Aniana se llamaba y era su nombre un vaivén como sus pasos, tranquilos, desde una estancia a otra.
Afuera llueve, aquí, en su casa que cuido para evitar que se escape la esencia que guardo de ella.
Crepita la leña y la evoco envuelta en recuerdos:
Las natillas cocinadas, por las noches, mientras yo miraba su espalda y su mano en la cuchara con la danza sinuosa de la leche.
Sus pasos sobre las crujientes baldas de madera; y aquella escalera que pisaba lenta. Aquello era paz y, consuelo, su regazo de pan caliente.

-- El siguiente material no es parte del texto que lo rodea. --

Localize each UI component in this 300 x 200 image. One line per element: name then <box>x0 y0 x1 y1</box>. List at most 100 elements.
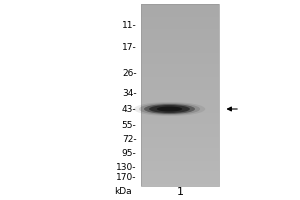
Bar <box>141 126 219 128</box>
Bar <box>141 77 219 79</box>
Bar <box>141 128 219 130</box>
Bar <box>141 142 219 144</box>
Bar <box>141 168 219 170</box>
Bar <box>141 4 219 6</box>
Bar <box>141 146 219 148</box>
Bar <box>141 177 219 179</box>
Text: 26-: 26- <box>122 68 136 77</box>
Bar <box>141 164 219 166</box>
Bar <box>141 60 219 62</box>
Bar <box>141 119 219 120</box>
Ellipse shape <box>144 104 195 114</box>
Bar <box>141 39 219 40</box>
Bar <box>141 181 219 182</box>
Bar <box>141 175 219 177</box>
Bar <box>141 82 219 84</box>
Bar <box>141 179 219 181</box>
Bar <box>141 115 219 117</box>
Bar <box>141 100 219 102</box>
Ellipse shape <box>134 102 205 116</box>
Bar <box>141 173 219 175</box>
Bar <box>141 62 219 64</box>
Ellipse shape <box>157 106 182 112</box>
Bar <box>141 166 219 168</box>
Bar <box>141 29 219 31</box>
Bar <box>141 184 219 186</box>
Bar <box>141 31 219 33</box>
Bar <box>141 124 219 126</box>
Bar <box>141 50 219 51</box>
Bar <box>141 26 219 28</box>
Bar <box>141 22 219 24</box>
Bar <box>141 162 219 164</box>
Bar <box>141 13 219 15</box>
Text: 34-: 34- <box>122 88 136 98</box>
Bar <box>141 97 219 99</box>
Bar <box>141 79 219 80</box>
Bar <box>141 111 219 113</box>
Bar <box>141 59 219 60</box>
Bar <box>141 51 219 53</box>
Text: 72-: 72- <box>122 134 136 144</box>
Bar <box>141 33 219 35</box>
Bar <box>141 93 219 95</box>
Bar <box>141 99 219 100</box>
Bar <box>141 106 219 108</box>
Bar <box>141 6 219 8</box>
Bar <box>141 95 219 97</box>
Bar <box>141 44 219 46</box>
Bar <box>141 153 219 155</box>
Bar <box>141 159 219 161</box>
Bar <box>141 57 219 59</box>
Bar <box>141 144 219 146</box>
Bar <box>141 88 219 90</box>
Bar <box>141 113 219 115</box>
Bar <box>141 11 219 13</box>
Bar <box>141 102 219 104</box>
Bar <box>141 117 219 119</box>
Text: 1: 1 <box>176 187 184 197</box>
Bar <box>141 108 219 110</box>
Ellipse shape <box>139 103 200 115</box>
Bar <box>141 68 219 70</box>
Bar <box>141 139 219 140</box>
Bar <box>141 17 219 19</box>
Bar <box>141 24 219 26</box>
Bar <box>141 66 219 68</box>
Bar <box>141 40 219 42</box>
Bar <box>141 137 219 139</box>
Bar <box>141 150 219 151</box>
Bar <box>141 46 219 48</box>
Bar <box>141 104 219 106</box>
Text: 130-: 130- <box>116 162 136 171</box>
Bar <box>141 151 219 153</box>
Bar <box>141 28 219 29</box>
Bar <box>141 120 219 122</box>
Bar <box>141 80 219 82</box>
Bar <box>141 84 219 86</box>
Bar <box>141 8 219 9</box>
Bar <box>141 157 219 159</box>
Text: kDa: kDa <box>114 188 132 196</box>
Bar <box>141 86 219 88</box>
Bar <box>141 19 219 20</box>
Bar <box>141 133 219 135</box>
Bar <box>141 140 219 142</box>
Bar <box>141 155 219 157</box>
Bar <box>141 4 219 186</box>
Bar <box>141 122 219 124</box>
Text: 11-: 11- <box>122 21 136 29</box>
Bar <box>141 64 219 66</box>
Text: 170-: 170- <box>116 172 136 182</box>
Bar <box>141 90 219 91</box>
Bar <box>141 131 219 133</box>
Bar <box>141 73 219 75</box>
Bar <box>141 42 219 44</box>
Bar <box>141 110 219 111</box>
Bar <box>141 70 219 71</box>
Text: 95-: 95- <box>122 148 136 158</box>
Text: 17-: 17- <box>122 43 136 51</box>
Bar <box>141 161 219 162</box>
Text: 55-: 55- <box>122 120 136 130</box>
Bar <box>141 9 219 11</box>
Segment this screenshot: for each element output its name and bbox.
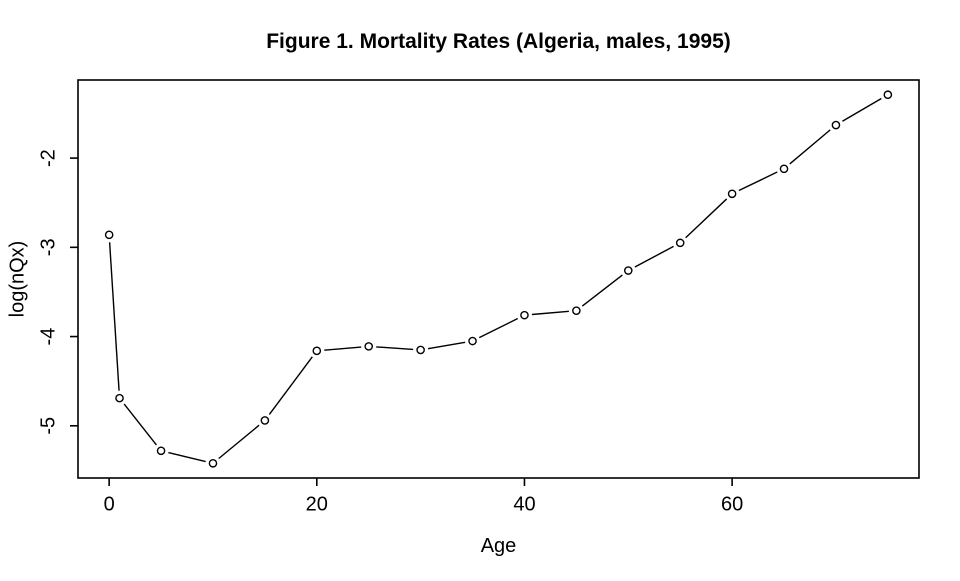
data-point-marker bbox=[520, 310, 529, 320]
series-line-segment bbox=[168, 451, 206, 463]
data-point-marker bbox=[779, 164, 789, 174]
series-line-segment bbox=[376, 346, 414, 351]
data-point-marker bbox=[115, 393, 124, 403]
series-line-segment bbox=[634, 245, 674, 268]
x-tick-label: 20 bbox=[306, 494, 328, 516]
x-axis-label: Age bbox=[481, 535, 517, 557]
data-point-marker bbox=[831, 120, 841, 130]
series-line-segment bbox=[789, 129, 831, 165]
data-point-marker bbox=[416, 345, 425, 355]
series-line-segment bbox=[685, 198, 728, 239]
data-point-marker bbox=[260, 416, 270, 425]
axis-ticks bbox=[70, 157, 733, 486]
chart-title: Figure 1. Mortality Rates (Algeria, male… bbox=[266, 30, 731, 53]
data-point-marker bbox=[312, 346, 322, 356]
y-tick-label: -3 bbox=[38, 238, 60, 256]
series-line-segment bbox=[842, 97, 882, 122]
y-axis-label: log(nQx) bbox=[7, 241, 29, 318]
data-point-marker bbox=[883, 90, 893, 100]
x-tick-label: 0 bbox=[104, 494, 115, 516]
series-line-segment bbox=[581, 274, 623, 307]
x-tick-label: 40 bbox=[513, 494, 535, 516]
y-tick-label: -4 bbox=[38, 328, 60, 346]
data-point-marker bbox=[208, 458, 218, 468]
data-point-marker bbox=[572, 306, 581, 315]
plot-box bbox=[77, 79, 920, 479]
data-point-marker bbox=[468, 336, 477, 346]
series-line-segment bbox=[738, 171, 778, 192]
series-line-segment bbox=[108, 242, 120, 391]
data-point-marker bbox=[104, 230, 114, 240]
x-tick-label: 60 bbox=[721, 494, 743, 516]
data-point-marker bbox=[156, 446, 166, 456]
data-point-marker bbox=[675, 238, 685, 248]
series-line-segment bbox=[531, 310, 569, 316]
axis-tick-labels: 0 20 40 60 -5 -4 -3 -2 bbox=[38, 149, 744, 515]
y-tick-label: -5 bbox=[38, 417, 60, 435]
series-line-segment bbox=[324, 346, 362, 351]
series-line-segment bbox=[427, 341, 466, 350]
series-line-segment bbox=[478, 317, 519, 339]
data-point-marker bbox=[364, 342, 374, 351]
data-point-marker bbox=[623, 266, 633, 275]
series-line-segment bbox=[268, 356, 313, 415]
data-point-marker bbox=[727, 189, 737, 199]
series-line-segment bbox=[218, 424, 260, 460]
y-tick-label: -2 bbox=[38, 149, 60, 167]
data-series bbox=[104, 90, 893, 468]
series-line-segment bbox=[123, 403, 157, 446]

Como entrar en sagrado; el umbral de su puerta protectora, y adentrarme en su templo; la calma.
Y las tardes de estío sentada junto al portal, contemplando a las gentes sencillas, preguntando con la voz inocente y ansiosa de vida.
El gracioso paseo, lento, de aquel delantal con cuadritos negros y los bolsillos llenos de… ¡Ay, y aquel lapicero, apurado, en sus dedos!
Y sus manos, esas manos de mi abuela, esa seda, ese chorro de hilo de agua templada.
No llegó a beber de mis versos, pero yo la he guardado en un libro, con su casa y sus cosas pequeñas.
No se fue, la contengo y recuerdo a mi lado.
La lluvia acaricia el cristal como un beso sutil de sus labios.
28 octubre, 2016 at 4:47 pm
Qué bien haberlos tenido para guardarlos y conservar ese vaivén de pasos que cruzan de una estancia a otra. Qué bien guardada. Qué bien lo cuentas.